Question

An optical fibre consists of a core having refractive index ${\mu }_1$ surrounded by a cladding of refractive index ${\mu }_2$ $({\mu }_2<{\mu }_1)$. A beam of light enters from the air at an angle of $\alpha$ with the axis of the fibre. The highest value of $\alpha$ for which ray can be travelled through fiber is

• A. ${\cos }^{-1}\sqrt{{\mu }_2^2-{\mu }_1^2}$
• B. ${\sin }^{-1}\sqrt{{\mu }_1^2-{\mu }_2^2}$
• C. ${\tan }^{-1}\sqrt{{\mu }_1^2-{\mu }_2^2}$
• D. ${\cos }^{-1}\sqrt{{\mu }_1^2-{\mu }_2^2}$

Answer 1

The correct option is B ${\sin }^{-1}\sqrt{{\mu }_1^2-{\mu }_2^2}$


This is only possible when TIR occurs inside the core.

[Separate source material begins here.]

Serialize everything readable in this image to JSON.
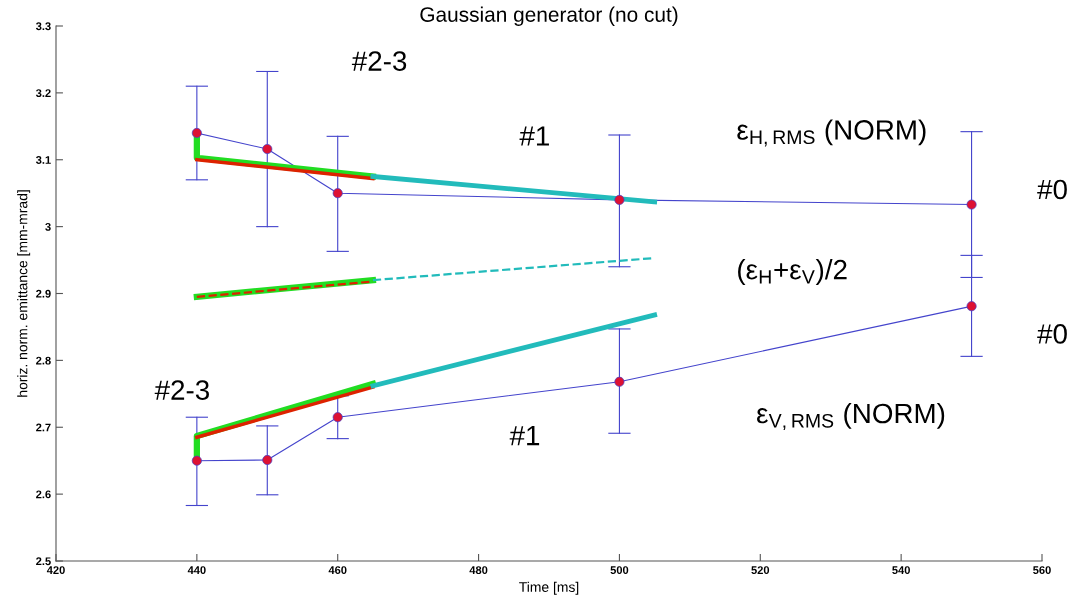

So for TIR (total internal reflection),
$i>i_c$
where, $i_c$ is the critical angle

$\Rightarrow \sin i>(\sin i_c=\frac{{\mu }_2}{{\mu }_1}).......\left(1\right)$

Now apply Snell's law at the end surface of fibre

${\mu }_{air}\sin \alpha ={\mu }_1\sin r$

$\Rightarrow \sin \alpha ={\mu }_1\sin r.....\left(2\right)$

From above diagram,

$i+r={90}^{\circ }$

$\Rightarrow r={90}^{\circ }-i$

putting in eq.$\left(2\right)$, we get

$\Rightarrow \sin \alpha ={\mu }_1\sin ({90}^{\circ }-i)$

$\Rightarrow \sin \alpha ={\mu }_1\cos i={\mu }_1\sqrt{1-{\sin }^{2}i}$

For maximum value of $\alpha ,\sin i=\frac{{\mu }_2}{{\mu }_1}$

$\therefore \sin \alpha ={\mu }_1\sqrt{1-({\mu }_2/{\mu }_1{)}^2}$

$\Rightarrow \alpha ={\sin }^{-1}\sqrt{({\mu }_1^2-{\mu }_2^2)}$

Hence, option $\left(b\right)$ is correct.